All the fx functions return an instance of dojo._Animation, which provides all the tie-ins for your callbacks, and handles the internal timing of the sequence. Having these callbacks are great for complex actions, and even in simple cases. We’ll use dojo.fadeOut as an example.
There are two ways to connect to an animation event. During animation creation:
dojo.fadeOut({ node:"testNode", onEnd:function(){ console.log('animation done'); } }).play();
or by using dojo.connect (my preferred method):
var anim = dojo.fadeOut({ node:"testNode" }); var handle = dojo.connect(anim,"onEnd",function(){ console.log("animation done"); }); anim.play();
This gives us more flexibility, and less potential of leakage. We can disconnect the onEnd function at any calling dojo.disconnect(handle)
, and connect a different
function on our whim. It’s three steps, compared to the one, but worth the extra effort in potentially long-lived pages with repeating animations.

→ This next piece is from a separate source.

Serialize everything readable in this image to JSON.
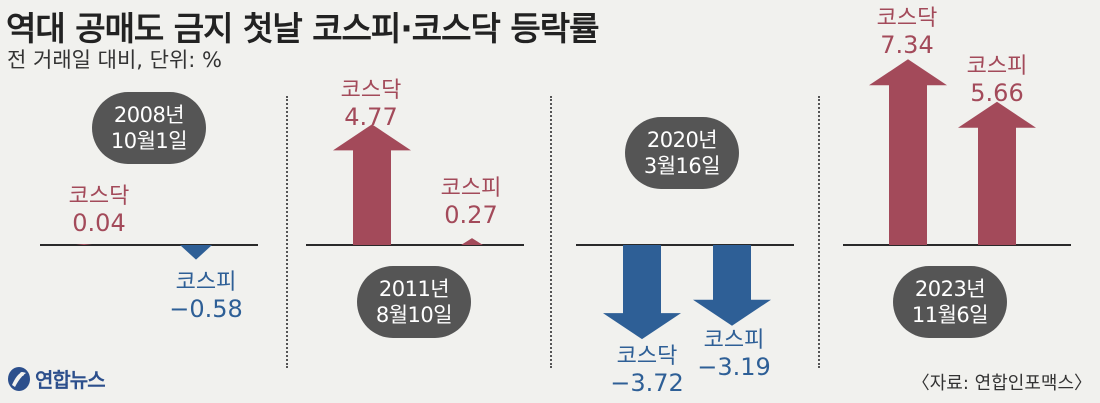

In the interest of performance, you should cache as often as possible. Creating the animation
once and reusing onEnd (or any of the other available events: beforeBegin, onBegin, onAnimate, onPlay, onStop) is slightly more responsive.
You can see a variation of this technique in the dojo.moj.oe roller.js, which creates all the animations and connections once within a scope, and directly controls it’s own usage (which is slightly more advanced, but a good technique to learn none the less).